Gibt es kein Rezept gegen Gesetzlichkeit undLiberalismus?
Rezept?
Wer zur Gesetzlichkeit neigt, sollte sich die Bedeutung der christlichen Freiheit bewusst machen und sie verinnerlichen. Vielleicht kommt eine solche Haltung auch daher, dass man versucht, Gott möglichst treu zu sein und sich deshalb „gute Regeln“ auferlegt. Dann sollte man bedenken, dass der Einfluss des Fleisches im Gläubigen nicht durch das Gesetz eingedämmt werden kann, sondern nur durch den Geist (Gal 5,16). Und dass Treue nicht treuer wird, wenn man bestimmte Regeln einhält. Im Gegenteil! Um Gott Frucht zu bringen, ist dann ein Sinneswandel nötig. Dieser wird echte Freude bringen und auch helfen, die Glaubensgeschwister „anzunehmen“, selbst wenn sie einmal eine andere Auffassung oder Haltung vor Gott einnehmen als ich (lies die ersten Verse von Römer 15 als Fortsetzung von Kap. 14).
Freude
Wer Mühe hat, die guten, neutestamentlichen Gebote Gottes für Christen anzuerkennen, sollte sich Gottes Autorität bewusst machen und verinnerlichen, dass es auch für Christen notwendig und gesegnet ist, Ihm zu gehorchen. Vielleicht ist eine solche Haltung auch die Folge einer Überbetonung der„Freiheit des Geistes“. Dann sollte man bedenken, dass es kein Wirken des Geistes gegen Gottes Wort gibt. Um Gott Frucht zu bringen, ist auch hier ein Sinneswandel vonnöten. Dann kann ich vollen Segen genießen und werde den Glaubensgeschwistern auch dann meine Liebe zeigen können, wenn sie manche Dinge enger sehen als ich.
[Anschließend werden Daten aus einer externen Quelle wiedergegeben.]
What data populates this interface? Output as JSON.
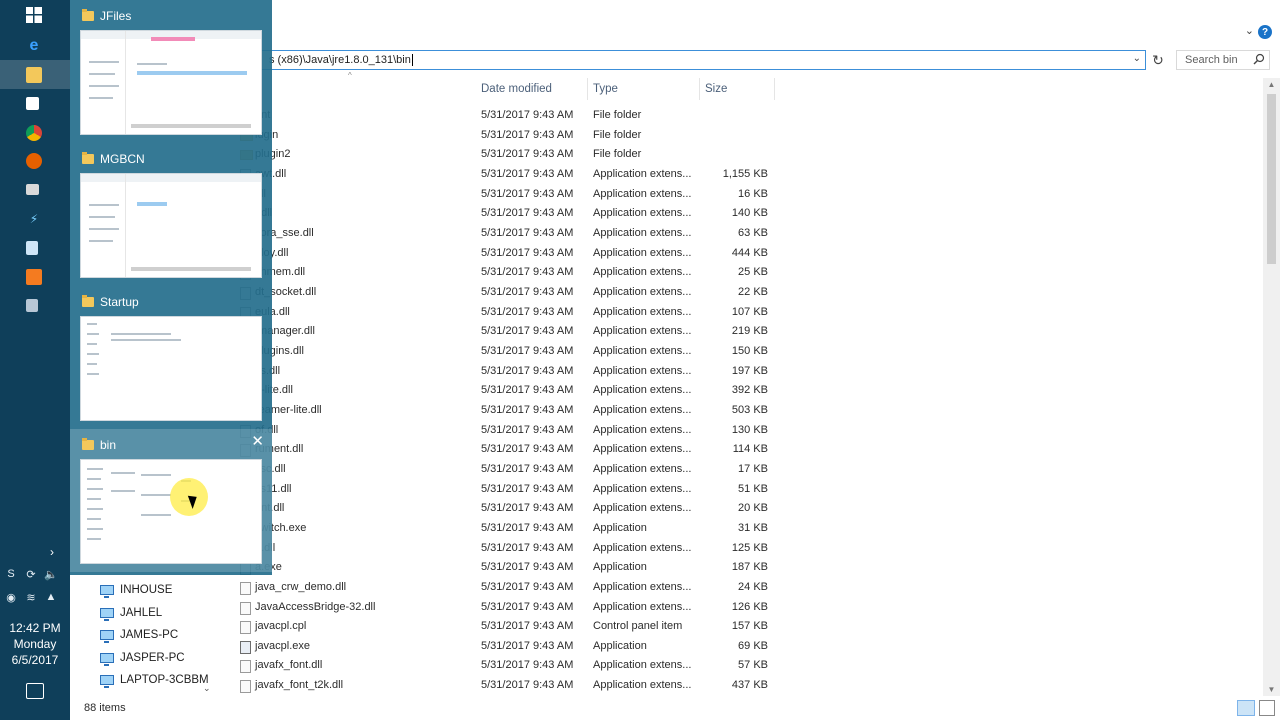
{
  "taskbar": {
    "icons": [
      "windows-start-icon",
      "edge-icon",
      "file-explorer-icon",
      "store-icon",
      "chrome-icon",
      "firefox-icon",
      "terminal-icon",
      "app-icon",
      "notepad-icon",
      "office-icon",
      "tool-icon"
    ],
    "clock": {
      "time": "12:42 PM",
      "day": "Monday",
      "date": "6/5/2017"
    }
  },
  "switcher": {
    "windows": [
      {
        "title": "JFiles"
      },
      {
        "title": "MGBCN"
      },
      {
        "title": "Startup"
      },
      {
        "title": "bin"
      }
    ],
    "close_glyph": "✕"
  },
  "explorer": {
    "address": "s (x86)\\Java\\jre1.8.0_131\\bin",
    "search_placeholder": "Search bin",
    "columns": {
      "date": "Date modified",
      "type": "Type",
      "size": "Size"
    },
    "files": [
      {
        "name": "ent",
        "date": "5/31/2017 9:43 AM",
        "type": "File folder",
        "size": ""
      },
      {
        "name": "lugin",
        "date": "5/31/2017 9:43 AM",
        "type": "File folder",
        "size": ""
      },
      {
        "name": "plugin2",
        "date": "5/31/2017 9:43 AM",
        "type": "File folder",
        "size": ""
      },
      {
        "name": "awt.dll",
        "date": "5/31/2017 9:43 AM",
        "type": "Application extens...",
        "size": "1,155 KB"
      },
      {
        "name": "dll",
        "date": "5/31/2017 9:43 AM",
        "type": "Application extens...",
        "size": "16 KB"
      },
      {
        "name": "r.dll",
        "date": "5/31/2017 9:43 AM",
        "type": "Application extens...",
        "size": "140 KB"
      },
      {
        "name": "cora_sse.dll",
        "date": "5/31/2017 9:43 AM",
        "type": "Application extens...",
        "size": "63 KB"
      },
      {
        "name": "ploy.dll",
        "date": "5/31/2017 9:43 AM",
        "type": "Application extens...",
        "size": "444 KB"
      },
      {
        "name": "shmem.dll",
        "date": "5/31/2017 9:43 AM",
        "type": "Application extens...",
        "size": "25 KB"
      },
      {
        "name": "dt_socket.dll",
        "date": "5/31/2017 9:43 AM",
        "type": "Application extens...",
        "size": "22 KB"
      },
      {
        "name": "eula.dll",
        "date": "5/31/2017 9:43 AM",
        "type": "Application extens...",
        "size": "107 KB"
      },
      {
        "name": "tmanager.dll",
        "date": "5/31/2017 9:43 AM",
        "type": "Application extens...",
        "size": "219 KB"
      },
      {
        "name": "plugins.dll",
        "date": "5/31/2017 9:43 AM",
        "type": "Application extens...",
        "size": "150 KB"
      },
      {
        "name": "ss.dll",
        "date": "5/31/2017 9:43 AM",
        "type": "Application extens...",
        "size": "197 KB"
      },
      {
        "name": "o-lite.dll",
        "date": "5/31/2017 9:43 AM",
        "type": "Application extens...",
        "size": "392 KB"
      },
      {
        "name": "reamer-lite.dll",
        "date": "5/31/2017 9:43 AM",
        "type": "Application extens...",
        "size": "503 KB"
      },
      {
        "name": "of.dll",
        "date": "5/31/2017 9:43 AM",
        "type": "Application extens...",
        "size": "130 KB"
      },
      {
        "name": "rument.dll",
        "date": "5/31/2017 9:43 AM",
        "type": "Application extens...",
        "size": "114 KB"
      },
      {
        "name": "csc.dll",
        "date": "5/31/2017 9:43 AM",
        "type": "Application extens...",
        "size": "17 KB"
      },
      {
        "name": "cs11.dll",
        "date": "5/31/2017 9:43 AM",
        "type": "Application extens...",
        "size": "51 KB"
      },
      {
        "name": "_nt.dll",
        "date": "5/31/2017 9:43 AM",
        "type": "Application extens...",
        "size": "20 KB"
      },
      {
        "name": "switch.exe",
        "date": "5/31/2017 9:43 AM",
        "type": "Application",
        "size": "31 KB"
      },
      {
        "name": "a.dll",
        "date": "5/31/2017 9:43 AM",
        "type": "Application extens...",
        "size": "125 KB"
      },
      {
        "name": "a.exe",
        "date": "5/31/2017 9:43 AM",
        "type": "Application",
        "size": "187 KB"
      },
      {
        "name": "java_crw_demo.dll",
        "date": "5/31/2017 9:43 AM",
        "type": "Application extens...",
        "size": "24 KB"
      },
      {
        "name": "JavaAccessBridge-32.dll",
        "date": "5/31/2017 9:43 AM",
        "type": "Application extens...",
        "size": "126 KB"
      },
      {
        "name": "javacpl.cpl",
        "date": "5/31/2017 9:43 AM",
        "type": "Control panel item",
        "size": "157 KB"
      },
      {
        "name": "javacpl.exe",
        "date": "5/31/2017 9:43 AM",
        "type": "Application",
        "size": "69 KB"
      },
      {
        "name": "javafx_font.dll",
        "date": "5/31/2017 9:43 AM",
        "type": "Application extens...",
        "size": "57 KB"
      },
      {
        "name": "javafx_font_t2k.dll",
        "date": "5/31/2017 9:43 AM",
        "type": "Application extens...",
        "size": "437 KB"
      }
    ],
    "nav_items": [
      "INHOUSE",
      "JAHLEL",
      "JAMES-PC",
      "JASPER-PC",
      "LAPTOP-3CBBM"
    ],
    "status": "88 items"
  }
}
Wenn wir wünschen, dass alle Gläubigen Gottes Wort halten, dann sollten wir in demütiger Weise selbst damit anfangen.
W. Kelly
1 Der hier gemeinte Liberalismus ist nicht zu verwechseln mit den Liberalismuskonzepten, die z.B. in Politik und Ökonomie vertreten werden. Ihnen ist (nur) gemeinsam, dass sie auf einer die Freiheit betonenden Grundausrichtung beruhen.
2 Mit „Balance“ ist gemeint, dass Gehorsam und Freiheit jeweils zu ihrem vollen Recht kommen müssen: Gehorsam in allem, was Gehorsam einfordert; Freiheit in allem, was der Freiheit überlas- sen ist. Anders ausgedrückt: Wenn wir die biblische Freiheit genießen, sind wir dem Wort Gottes gehorsam. Und wenn wir gehorsam sind, schränkt das die christliche Freiheit nicht ein.
3 A. Remmers, Der Brief an die Galater (Ernst-Paulus-Verlag 1995), S. 34.